CIVILFORFEITURE: Legislators are taking steps to reform Michigan’s civil asset forfeiture laws that civil liberties advocates say encourage abuse by law enforcement and infringe on the rights of Michiganders. House Speaker Kevin Cotter says the current law is a reversal of the presumption of innocence and lacks transparency. Critics say many departments aggressively seize assets to bolster tight budgets, although this issue isn’t addressed by the proposed legislation. With comment from lawmakers, the director of the Michigan State Police, and the ACLU. By Caitlin McArthur. FOR ALL POINTS.
WRONGFULCONVICTIONS: Thirty states across the country offer compensation for those who can prove their innocence after spending time in prison for a crime they didn’t commit.
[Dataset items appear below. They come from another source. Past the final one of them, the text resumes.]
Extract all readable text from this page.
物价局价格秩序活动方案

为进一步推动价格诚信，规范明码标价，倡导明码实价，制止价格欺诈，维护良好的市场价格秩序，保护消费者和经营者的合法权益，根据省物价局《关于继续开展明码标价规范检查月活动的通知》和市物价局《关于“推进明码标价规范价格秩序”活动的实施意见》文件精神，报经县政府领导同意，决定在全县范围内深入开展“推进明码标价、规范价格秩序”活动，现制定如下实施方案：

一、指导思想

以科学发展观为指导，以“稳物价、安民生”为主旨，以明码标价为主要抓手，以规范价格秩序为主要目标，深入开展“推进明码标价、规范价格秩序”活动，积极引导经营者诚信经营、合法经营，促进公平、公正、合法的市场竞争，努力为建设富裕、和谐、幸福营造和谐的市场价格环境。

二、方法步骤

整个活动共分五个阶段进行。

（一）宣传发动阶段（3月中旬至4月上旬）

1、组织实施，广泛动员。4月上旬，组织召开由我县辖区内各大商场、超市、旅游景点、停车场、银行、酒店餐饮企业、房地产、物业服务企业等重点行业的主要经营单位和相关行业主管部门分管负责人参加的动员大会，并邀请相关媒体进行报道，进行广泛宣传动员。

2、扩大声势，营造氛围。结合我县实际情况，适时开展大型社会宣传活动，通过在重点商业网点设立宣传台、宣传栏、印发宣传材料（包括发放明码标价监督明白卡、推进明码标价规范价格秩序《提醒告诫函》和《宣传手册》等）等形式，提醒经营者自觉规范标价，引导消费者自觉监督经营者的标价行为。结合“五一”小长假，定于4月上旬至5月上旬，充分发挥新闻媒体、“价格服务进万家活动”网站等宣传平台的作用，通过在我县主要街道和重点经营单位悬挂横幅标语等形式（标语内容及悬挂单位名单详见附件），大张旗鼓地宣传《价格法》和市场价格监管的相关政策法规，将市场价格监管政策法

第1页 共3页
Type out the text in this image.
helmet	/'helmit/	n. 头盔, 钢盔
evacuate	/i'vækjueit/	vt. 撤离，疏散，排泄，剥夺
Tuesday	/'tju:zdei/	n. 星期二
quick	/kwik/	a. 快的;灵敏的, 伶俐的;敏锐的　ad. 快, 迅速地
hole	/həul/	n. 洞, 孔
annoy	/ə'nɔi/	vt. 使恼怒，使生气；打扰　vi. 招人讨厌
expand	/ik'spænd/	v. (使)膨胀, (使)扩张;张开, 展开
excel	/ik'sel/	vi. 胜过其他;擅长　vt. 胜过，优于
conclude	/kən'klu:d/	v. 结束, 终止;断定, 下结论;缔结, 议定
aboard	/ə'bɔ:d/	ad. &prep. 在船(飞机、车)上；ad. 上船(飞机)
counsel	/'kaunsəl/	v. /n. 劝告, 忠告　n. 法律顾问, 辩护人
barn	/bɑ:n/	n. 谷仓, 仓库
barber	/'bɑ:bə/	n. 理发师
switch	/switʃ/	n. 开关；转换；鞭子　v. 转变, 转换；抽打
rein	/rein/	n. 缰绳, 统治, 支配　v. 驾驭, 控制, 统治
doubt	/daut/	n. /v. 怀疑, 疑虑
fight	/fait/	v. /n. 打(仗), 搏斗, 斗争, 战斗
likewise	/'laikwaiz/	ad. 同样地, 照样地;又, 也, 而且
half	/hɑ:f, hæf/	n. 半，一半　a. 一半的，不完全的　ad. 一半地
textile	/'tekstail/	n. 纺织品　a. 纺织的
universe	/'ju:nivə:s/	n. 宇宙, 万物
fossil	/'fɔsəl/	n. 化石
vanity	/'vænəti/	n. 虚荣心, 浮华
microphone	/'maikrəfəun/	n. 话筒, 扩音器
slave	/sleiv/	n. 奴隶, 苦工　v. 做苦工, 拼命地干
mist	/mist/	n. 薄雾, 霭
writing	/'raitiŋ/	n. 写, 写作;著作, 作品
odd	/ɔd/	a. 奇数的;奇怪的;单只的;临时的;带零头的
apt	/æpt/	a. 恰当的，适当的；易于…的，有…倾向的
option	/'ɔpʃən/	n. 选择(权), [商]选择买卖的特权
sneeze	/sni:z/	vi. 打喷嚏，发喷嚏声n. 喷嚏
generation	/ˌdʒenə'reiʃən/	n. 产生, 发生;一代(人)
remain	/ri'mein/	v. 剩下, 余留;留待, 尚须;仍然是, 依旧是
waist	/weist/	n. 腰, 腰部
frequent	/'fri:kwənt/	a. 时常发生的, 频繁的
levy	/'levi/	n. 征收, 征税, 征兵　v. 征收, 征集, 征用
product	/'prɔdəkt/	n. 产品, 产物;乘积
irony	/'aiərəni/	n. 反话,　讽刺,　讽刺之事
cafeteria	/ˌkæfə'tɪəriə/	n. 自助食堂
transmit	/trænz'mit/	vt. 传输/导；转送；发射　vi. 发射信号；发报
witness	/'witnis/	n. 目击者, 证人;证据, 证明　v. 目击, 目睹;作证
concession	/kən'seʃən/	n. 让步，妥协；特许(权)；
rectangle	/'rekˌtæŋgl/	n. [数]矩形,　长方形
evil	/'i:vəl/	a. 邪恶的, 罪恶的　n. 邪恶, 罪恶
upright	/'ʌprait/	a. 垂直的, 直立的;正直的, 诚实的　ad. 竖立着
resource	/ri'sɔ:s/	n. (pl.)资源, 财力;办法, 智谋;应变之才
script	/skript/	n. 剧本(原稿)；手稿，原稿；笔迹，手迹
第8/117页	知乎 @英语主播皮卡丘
Michigan is not one of those states. Legislation recently introduced attempts to change this. We speak to the legislation’s sponsors and wrongful conviction advocates and learn more about this legislative push. FOR LANSING CITY PULSE, GRAND RAPIDS BUSINESS, TRAVERSE CITY, MANISTEE, MUSKEGON, BIG RAPIDS & ALL POINTS.
SCHOOLSAFETY: State officials are pleased with the progress a new school safety program has made this year. The program allows students to submit confidential tips by text, email, or phone app for the first time in Michigan. Changes have been made to improve how Michigan State Police tip-collectors communicate with students and schools. We speak to the Cadillac Area Schools superintendent, the Michigan State Police and an inspector who oversees the program. By Elizabeth Ferguson. FOR LANSING CITY PULSE, CADILLAC & AND ALL POINTS.
DETROITCOMEBACK: Detroit has been heralded as a comeback city after its release from emergency management and an increase in developments downtown. But some advocates are concerned that changes to the city that for many symbolizes Michigan’s fortunes are ignoring the large number of low-income residents. We talk to legislators, a Detroit writer, Gov. Rick Snyder, and multiple experts to explore the concerns surrounding Detroit’s evolution. By Cheyna Roth. FOR ALL POINTS.